Una divinidad simbolizada en la gloria de Dios (Hombre), a diferencia de la opción occidental de representación del Hombre (Dios). Se trata de matices teológicos de la máxima importancia iconográfica: allí donde el arte religioso occidental, desde el gótico al barroco católico, se recreará» en la Pasión, en último extremo en la carne torturada de Cristo y de los mártires, en las visiones del Infierno, en la carnalidad del santoral popular, o en el retrato de hermosas damas con niño presentadas como la Virgen María, los bizantinos preferirán la contemplación mística de la realidad terrenal redimida y transfigurada por la Pascua cristológica: sus temas preferidos son el Salvador, La Natividad, la Madre de Dios, la Ascensión, la Asunción de la Virgen a los cielos, la Transfiguración y la Trinidad representada por tres ángeles (en una composición inconcebible en Occidente); sus imágenes son gloriosas; su carne no pertenece ya a este mundo e irradia la luz misma de la divinidad; su contemplación abre auténticas vías de contacto y comunicación con el Espíritu; sólo un hombre de santidad, no un artista, puede afrontar la ritualizada elaboración de un icono y es precisamente la maestría en la realización del icono la prueba, no de su condición de artista, sino la de su santidad…

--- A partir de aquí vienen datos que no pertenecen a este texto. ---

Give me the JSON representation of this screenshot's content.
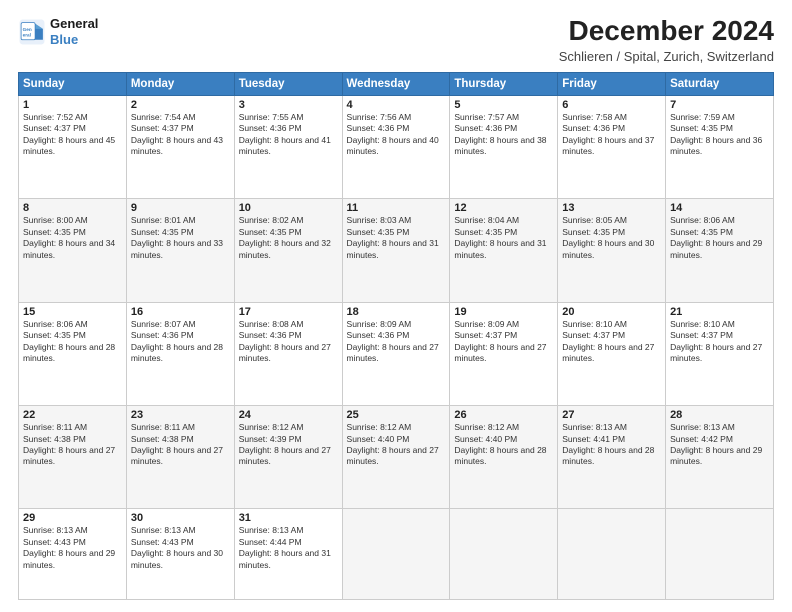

Así, temas, estructuras y elaboración estaban sumamente ritualizados y se mantuvieron incólumes durante siglos, hasta la occidentalización -y banalización- del arte religioso ruso que se inició en el siglo XVIII. Estas técnicas suponen el recurso a una perspectiva invertida, con el punto de fuga no en la obra sino en su contemplador; a la plasmación de estructuras radiales simbólicas que anulan toda jerarquía cronológica; a la disposición frontal de las figuras, también de antiquísima tradición, cuya mirada atraviesa al contemplador que así se convierte en contemplado; o a la plasmación de una luz de oro que emana de la materia transfigurada y, por tanto, en una dimensión atemporal sin sombras solares.